A study of 65 patients with SLE in Saudi Arabia reported that the most common clinical sign was arthralgia or arthritis (28). In a study by Font et al., skin involvement was more common in men with lupus than in women, and specifically, the discoid rash was twice as common in men as in women. Also, the prevalence of skeletal involvement at the onset of the disease was lower in men than women (31). In the study of Mahboubeh Ebrahimpour et al., skin manifestations were significantly more common in men (35.7% vs. 26.7% with P = 0.004), but musculoskeletal involvement was significantly less reported in men (38.7% in men versus 48.7% in women with P = 0.005) (32). While in our study, the most common clinical symptom in men was renal involvement with 65.2%, and in contrast, blood involvement with 73.2% was the most common clinical symptom in women. But in general, there was no significant difference between men and women in the manifestations of the disease.
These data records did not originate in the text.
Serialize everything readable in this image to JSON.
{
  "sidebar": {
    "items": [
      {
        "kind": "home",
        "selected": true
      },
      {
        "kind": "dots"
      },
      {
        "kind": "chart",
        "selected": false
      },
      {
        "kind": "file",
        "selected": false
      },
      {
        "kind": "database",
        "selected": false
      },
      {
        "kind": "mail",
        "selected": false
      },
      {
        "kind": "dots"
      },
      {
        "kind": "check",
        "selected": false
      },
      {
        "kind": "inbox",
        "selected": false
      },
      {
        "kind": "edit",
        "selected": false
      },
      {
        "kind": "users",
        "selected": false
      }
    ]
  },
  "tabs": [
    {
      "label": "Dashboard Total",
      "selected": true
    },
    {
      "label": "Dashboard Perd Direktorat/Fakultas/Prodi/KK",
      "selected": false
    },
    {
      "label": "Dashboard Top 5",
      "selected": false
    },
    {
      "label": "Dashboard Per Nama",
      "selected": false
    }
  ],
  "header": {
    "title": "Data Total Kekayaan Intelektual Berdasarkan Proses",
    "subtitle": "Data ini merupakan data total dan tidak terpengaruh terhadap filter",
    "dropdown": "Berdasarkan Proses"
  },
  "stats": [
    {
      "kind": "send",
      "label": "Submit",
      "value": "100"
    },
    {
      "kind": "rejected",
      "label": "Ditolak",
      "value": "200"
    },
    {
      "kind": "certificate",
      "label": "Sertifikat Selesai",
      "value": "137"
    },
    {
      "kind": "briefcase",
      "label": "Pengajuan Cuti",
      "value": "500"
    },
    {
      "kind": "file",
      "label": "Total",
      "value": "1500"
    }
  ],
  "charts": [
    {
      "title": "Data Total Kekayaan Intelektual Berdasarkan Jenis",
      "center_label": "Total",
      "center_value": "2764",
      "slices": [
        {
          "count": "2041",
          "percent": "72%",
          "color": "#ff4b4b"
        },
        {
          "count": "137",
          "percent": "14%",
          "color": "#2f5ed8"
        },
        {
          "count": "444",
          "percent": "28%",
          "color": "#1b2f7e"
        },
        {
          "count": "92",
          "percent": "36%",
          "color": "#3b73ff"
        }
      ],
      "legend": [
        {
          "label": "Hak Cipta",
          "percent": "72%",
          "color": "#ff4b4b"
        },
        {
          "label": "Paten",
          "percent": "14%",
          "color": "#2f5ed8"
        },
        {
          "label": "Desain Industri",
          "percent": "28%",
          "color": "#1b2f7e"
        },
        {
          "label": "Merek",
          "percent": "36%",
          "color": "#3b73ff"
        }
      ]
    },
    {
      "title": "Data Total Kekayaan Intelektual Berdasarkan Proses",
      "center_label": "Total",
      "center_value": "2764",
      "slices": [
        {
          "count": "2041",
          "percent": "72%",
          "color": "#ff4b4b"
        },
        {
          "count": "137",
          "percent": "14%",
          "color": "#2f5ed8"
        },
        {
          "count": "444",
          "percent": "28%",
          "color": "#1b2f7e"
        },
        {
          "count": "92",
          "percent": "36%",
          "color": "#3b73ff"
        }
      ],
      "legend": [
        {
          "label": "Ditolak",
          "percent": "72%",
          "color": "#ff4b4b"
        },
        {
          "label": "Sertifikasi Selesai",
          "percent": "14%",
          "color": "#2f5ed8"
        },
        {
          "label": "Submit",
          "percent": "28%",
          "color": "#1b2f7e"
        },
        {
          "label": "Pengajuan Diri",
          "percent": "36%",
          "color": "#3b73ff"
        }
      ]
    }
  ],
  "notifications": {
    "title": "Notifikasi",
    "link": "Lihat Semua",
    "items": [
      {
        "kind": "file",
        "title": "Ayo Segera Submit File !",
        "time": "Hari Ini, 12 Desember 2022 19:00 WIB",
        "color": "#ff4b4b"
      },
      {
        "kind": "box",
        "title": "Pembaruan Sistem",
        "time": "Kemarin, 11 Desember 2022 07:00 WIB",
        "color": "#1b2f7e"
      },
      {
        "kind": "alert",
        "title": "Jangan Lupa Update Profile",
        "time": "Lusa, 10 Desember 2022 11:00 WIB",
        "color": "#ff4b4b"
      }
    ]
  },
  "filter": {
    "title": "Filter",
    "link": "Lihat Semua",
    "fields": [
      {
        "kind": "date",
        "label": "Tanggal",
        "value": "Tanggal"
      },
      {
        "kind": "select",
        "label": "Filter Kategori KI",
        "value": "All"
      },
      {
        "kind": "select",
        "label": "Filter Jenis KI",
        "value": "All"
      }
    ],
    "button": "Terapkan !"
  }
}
Studies in Kerman (27) and Ahvaz (19) also reported patients' most common clinical symptoms with mucosal skin involvement.

In our study, the presence of leukopenia was significantly higher in men than women. (34.8% vs. 19.7%, P = 0.005). However, in the study of Garcia et al. in Latin America, there was no significant difference between men and women in terms of leukopenia (5.7% in men and 5% in women) (17). In another study in Latin America, no significant difference was reported in this regard (the prevalence of leukopenia was 37% in men and 39% in women) (33).

4.1. Conclusions

Due to the variety of clinical symptoms and even laboratory features of SLE in different ethnic groups and geographical areas, it is necessary to pay attention to the disease's typical pattern in each region for its correct diagnosis in suspicious patients. In this study, it was found that the most common clinical symptom of SLE patients in Kermanshah is blood manifestations; Therefore, if the patient has problems such as anemia or thrombocytopenia or leukopenia, SLE should be suspected and diagnostic tests such as ANA, anti-ds DNA, CRP, C3, C4 should be used to diagnose the disease early and prevent its progression.